The energy revolution is not possible without digitization – Interview with Philipp Richard, dena

Interview with Philipp Richard, Team Leader Energy Systems and Digitization, German Energy Agency (dena)

Philipp Richard is Team Leader Energy Systems and Digitization at the German Energy Agency (dena). dena sees itself as an independent driver and pioneer of the energy revolution and has launched more than 650 projects since its foundation in 2000. Philipp Richard explains the role start-ups play and the extent to which the energy sector poses special challenges for new companies in the run-up to hamburg.solutions.

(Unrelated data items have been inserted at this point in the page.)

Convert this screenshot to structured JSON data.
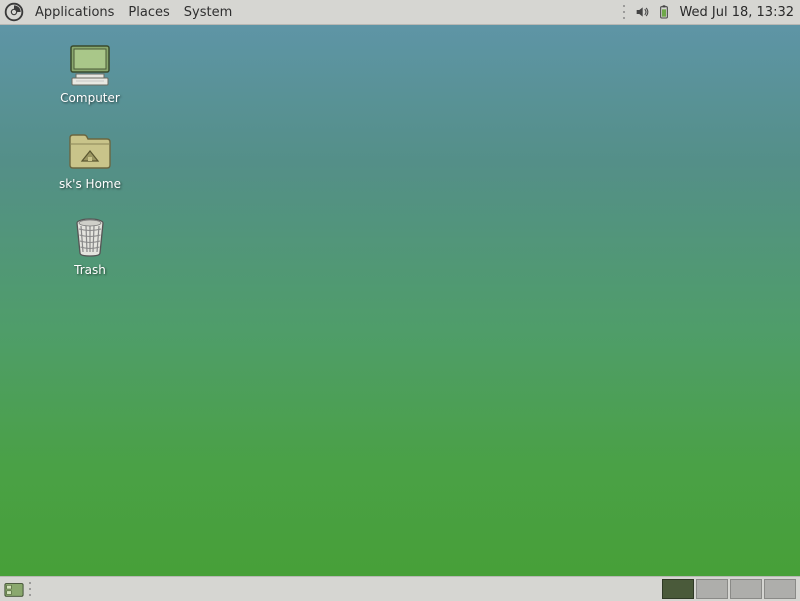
{
  "top_panel": {
    "menus": {
      "applications": "Applications",
      "places": "Places",
      "system": "System"
    },
    "clock": "Wed Jul 18, 13:32"
  },
  "desktop": {
    "icons": {
      "computer": "Computer",
      "home": "sk's Home",
      "trash": "Trash"
    }
  },
  "bottom_panel": {
    "workspaces": 4,
    "active_workspace": 1
  }
}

Editor: What are dena’s goals?

Philipp Richard: We see ourselves as a company that tries to push ahead with the integrated transformation of energy systems at the interface between politics and business. Our major goal is to achieve our climate targets by reducing CO2 emissions and promoting the expansion of renewables. We at dena support this with different formats. In the policy area, we often take on an advisory role and help to bring political messages to the market. In the market itself, we work very implementation-oriented, for example we draw up studies and try to redefine with actors concrete framework conditions for the energy system of tomorrow and in doing so take society, politics and economy equally with us.

Editor: How does digitalisation create new value creation potential for the energy sector and how can it be used?

Philipp Richard: Basically, we believe that it is no longer possible to achieve climate goals without digitization for various reasons. The ongoing expansion of renewable energies and the increasingly integrated approach to energy system transformation are leading to a dramatic increase in the complexity of the energy system. We are no longer dealing with a few central producers who will provide the energy in the future, but we have millions of assets. Whether it’s small solar systems, wind turbines or, in the future, an increasing number of consumption units such as electric vehicles or storage units: all of this means that more and more players and devices will have to communicate with each other in order to set up a secure supply system. And this exchange can no longer take place exclusively analogously. Digitisation will be a necessary component to ensure communication between these devices.

Editor: That sounds like a very large and also very confusing task.

Philipp Richard: You already get a hierarchy into it. In principle, the principle of security of supply must remain at the forefront. Therefore, when we talk about digitization, we first focus on this aspect. In addition, we are considering the extent to which digitization increases complexity in terms of security of supply. Then we talk about the need for data security and data protection.

The second aspect is cost-effectiveness: it will continue to be important for all players to operate successfully in the future. The first step is process optimization. But digitisation also offers many opportunities to create added value, develop new business models and give companies the chance to reinvent themselves and set up completely new opportunities.

Editing: How are new ideas and business areas concretely developed?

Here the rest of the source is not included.